L’acqua della doccia mi lavò via la sborra dalla faccia.
Via via che l’eiaculazione si esauriva, anche il suo stantuffare rallentava, finché rimase fermo e io iniziai a tirarmi il suo cazzo fuori dalla bocca, pur senza
smettere di popparne fuori le ultime gocce di seme lattiginoso.
Alla fine, mi rialzai e ci stringemmo l’uno all’altro sotto il getto di acqua
caldissima. Se prima mi ero chiesto se ce l’avrei fatta a succhiargli quel po’ po’ di bisteccone, adesso sapevo di farcela. Uscimmo fuori dalla vasca e ci asciugammo reciprocamente.
Decidemmo di dormire un altro poco, prima di portarlo a casa: ci gettammo sul letto e ci abbracciammo. Averlo così vicino mi eccitò un’altra volta. Allora allungai il braccio e presi a giocare con il suo culo. Pian piano mi inoltrai nel solco delle sue chiappe fino a trovare il buco del culo.
Gli vellicai esternamente lo sfintere. Lo sentii sguaiolare. Poi si mise in una
posizione migliore per permettermi di giocare col suo bocciolo, lasciandosi
sfuggire frequenti gemiti dal fondo della gola. Ci girammo e lui si ritrovò disteso sulla schiena con le gambe per aria: mi afferrò la mano e si spinse il mio dito nel buco del culo.

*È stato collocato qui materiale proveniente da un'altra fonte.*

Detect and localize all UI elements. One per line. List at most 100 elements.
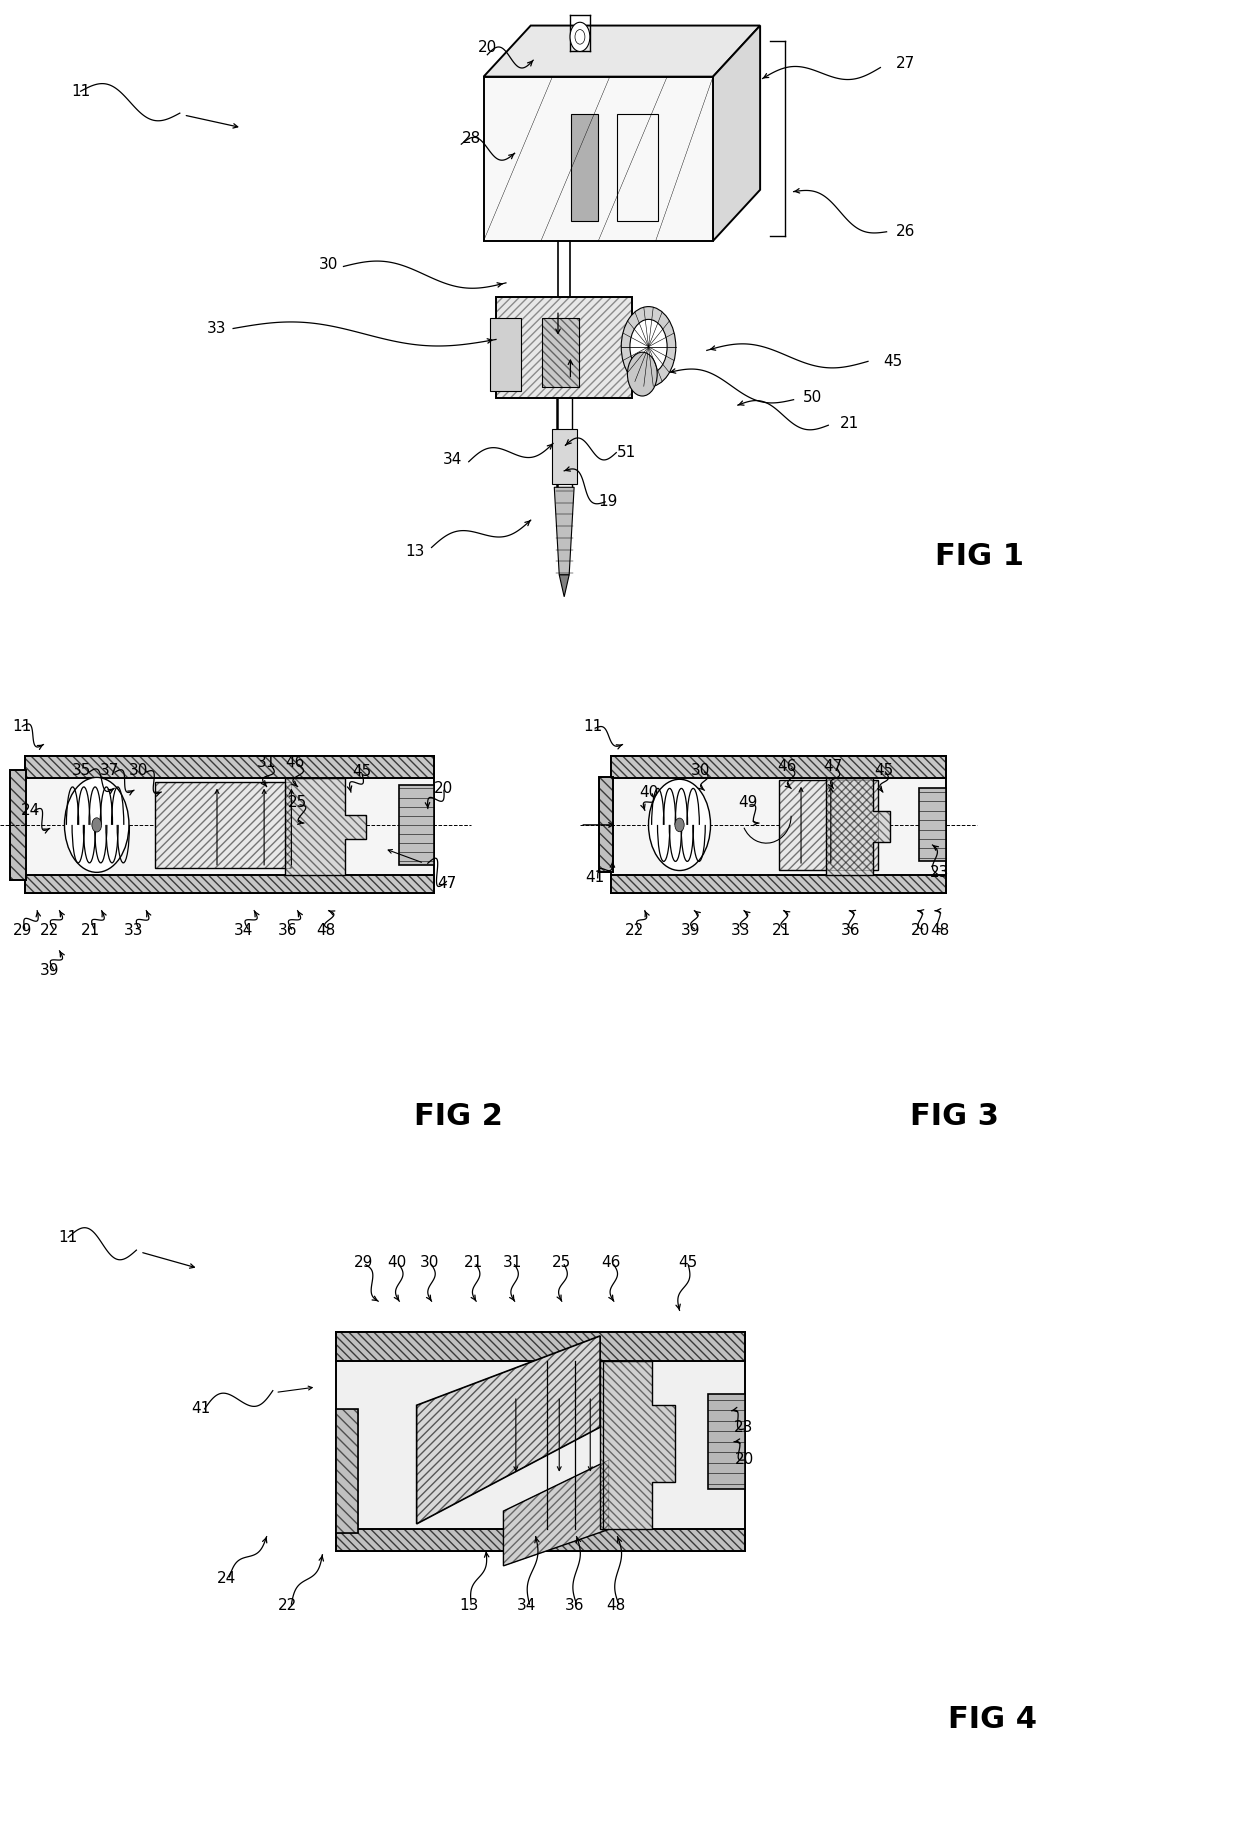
Text: 29: 29 (353, 1256, 373, 1270)
Bar (25, 756, 434, 777)
Bar (552, 429, 577, 484)
Polygon shape (600, 1361, 675, 1529)
Text: 30: 30 (419, 1256, 439, 1270)
Bar (570, 115, 599, 221)
Bar (336, 1529, 745, 1551)
Bar (496, 297, 632, 398)
Bar (25, 874, 434, 892)
Bar (336, 1332, 745, 1361)
Text: 21: 21 (771, 923, 791, 938)
Text: 36: 36 (841, 923, 861, 938)
Bar (542, 318, 579, 387)
Text: 21: 21 (81, 923, 100, 938)
Text: 24: 24 (21, 803, 41, 818)
Circle shape (621, 307, 676, 387)
Text: 22: 22 (625, 923, 645, 938)
Circle shape (649, 779, 711, 871)
Text: 30: 30 (319, 257, 339, 272)
Text: 37: 37 (99, 763, 119, 777)
Bar (490, 318, 521, 391)
Text: 47: 47 (436, 876, 456, 891)
Text: 13: 13 (405, 544, 425, 558)
Bar (336, 1332, 745, 1551)
Text: 41: 41 (585, 871, 605, 885)
Bar (611, 756, 946, 892)
Text: 39: 39 (681, 923, 701, 938)
Text: 48: 48 (606, 1599, 626, 1613)
Bar (611, 756, 946, 777)
Bar (10, 770, 26, 880)
Text: 46: 46 (285, 756, 305, 770)
Polygon shape (554, 487, 574, 575)
Text: 22: 22 (278, 1599, 298, 1613)
Text: 20: 20 (477, 40, 497, 55)
Bar (25, 756, 434, 892)
Text: 39: 39 (40, 964, 60, 978)
Polygon shape (417, 1336, 600, 1524)
Text: 40: 40 (387, 1256, 407, 1270)
Circle shape (92, 818, 102, 832)
Text: 34: 34 (233, 923, 253, 938)
Text: 11: 11 (58, 1230, 78, 1245)
Bar (599, 777, 613, 872)
Bar (336, 1409, 358, 1533)
Circle shape (627, 352, 657, 396)
Text: 30: 30 (129, 763, 149, 777)
Bar (25, 756, 434, 777)
Text: FIG 1: FIG 1 (935, 542, 1024, 571)
Text: FIG 4: FIG 4 (947, 1705, 1037, 1734)
Bar (611, 874, 946, 892)
Circle shape (630, 319, 667, 374)
Text: 46: 46 (777, 759, 797, 774)
Circle shape (64, 777, 129, 872)
Text: 31: 31 (502, 1256, 522, 1270)
Text: 45: 45 (874, 763, 894, 777)
Text: 48: 48 (316, 923, 336, 938)
Text: 48: 48 (930, 923, 950, 938)
Text: 49: 49 (738, 796, 758, 810)
Circle shape (675, 818, 684, 832)
Text: 36: 36 (564, 1599, 584, 1613)
Bar (336, 1529, 745, 1551)
Bar (25, 874, 434, 892)
Text: 41: 41 (191, 1402, 211, 1416)
Circle shape (570, 22, 590, 51)
Text: 22: 22 (40, 923, 60, 938)
Text: 29: 29 (12, 923, 32, 938)
Polygon shape (503, 1460, 609, 1566)
Bar (542, 318, 579, 387)
Bar (599, 777, 613, 872)
Text: 25: 25 (552, 1256, 572, 1270)
Text: 45: 45 (883, 354, 903, 369)
Text: 28: 28 (461, 131, 481, 146)
Bar (399, 785, 434, 865)
Text: 11: 11 (12, 719, 32, 734)
Text: 20: 20 (734, 1453, 754, 1467)
Text: 34: 34 (517, 1599, 537, 1613)
Text: 33: 33 (730, 923, 750, 938)
Text: 25: 25 (288, 796, 308, 810)
Text: 45: 45 (678, 1256, 698, 1270)
Text: 30: 30 (691, 763, 711, 777)
Bar (779, 779, 878, 869)
Text: 20: 20 (434, 781, 454, 796)
Text: FIG 3: FIG 3 (910, 1102, 999, 1132)
Text: 40: 40 (639, 785, 658, 799)
Bar (708, 1394, 745, 1489)
Text: 21: 21 (464, 1256, 484, 1270)
Polygon shape (285, 777, 366, 874)
Bar (10, 770, 26, 880)
Bar (336, 1409, 358, 1533)
Text: 36: 36 (278, 923, 298, 938)
Bar (611, 874, 946, 892)
Text: 21: 21 (839, 416, 859, 431)
Polygon shape (713, 26, 760, 241)
Text: 23: 23 (930, 865, 950, 880)
Text: FIG 2: FIG 2 (414, 1102, 503, 1132)
Text: 50: 50 (802, 391, 822, 405)
Text: 33: 33 (207, 321, 227, 336)
Text: 19: 19 (598, 495, 618, 509)
Polygon shape (559, 575, 569, 597)
Text: 13: 13 (459, 1599, 479, 1613)
Text: 24: 24 (217, 1571, 237, 1586)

I suoi gemiti si fecero più profondi. Poi si sputò nel palmo della mano l’allungò al mio cazzo e me lo unse di saliva. A quel punto, mi piazzai in ginocchio, aggiunsi altra saliva e mi apprestai a penetrarlo. Aveva il buco strettissimo, allora allungai la mano al tavolino da notte, presi il tubetto del mio lubrificante e me ne
spremetti un po’ sull’uccello.
Questa volta gli scivolai dentro senza difficoltà. Iniziai a fotterlo e i suoi gemiti si fecero più rauchi; il lubrificante faceva scorrere il mio cazzo avanti e indietro. Poi, d’un tratto, mi spinse via e io ricaddi di schiena sul letto: rapido, lui mi si mise a cavalcioni, facendomi rientrare nel suo culo, e prese a cavalcare il mio nerchio, mentre il suo era puntato verso di me e ballonzava su e giù.
“Più forte.”, disse.
Allora lo ribaltai, stendendolo nuovamente sulla schiena e me lo sbattei come un coniglio impazzito. Lui venne per primo e questa volta fu sul suo petto che si spiaccicò la sborra. Vedere il suo cannello eruttare fu troppo per me: esplosi pure io e gli riempii il sedere di sbroda. Quindi, lo tirai fuori e ricaddi sul letto senza re-spiro.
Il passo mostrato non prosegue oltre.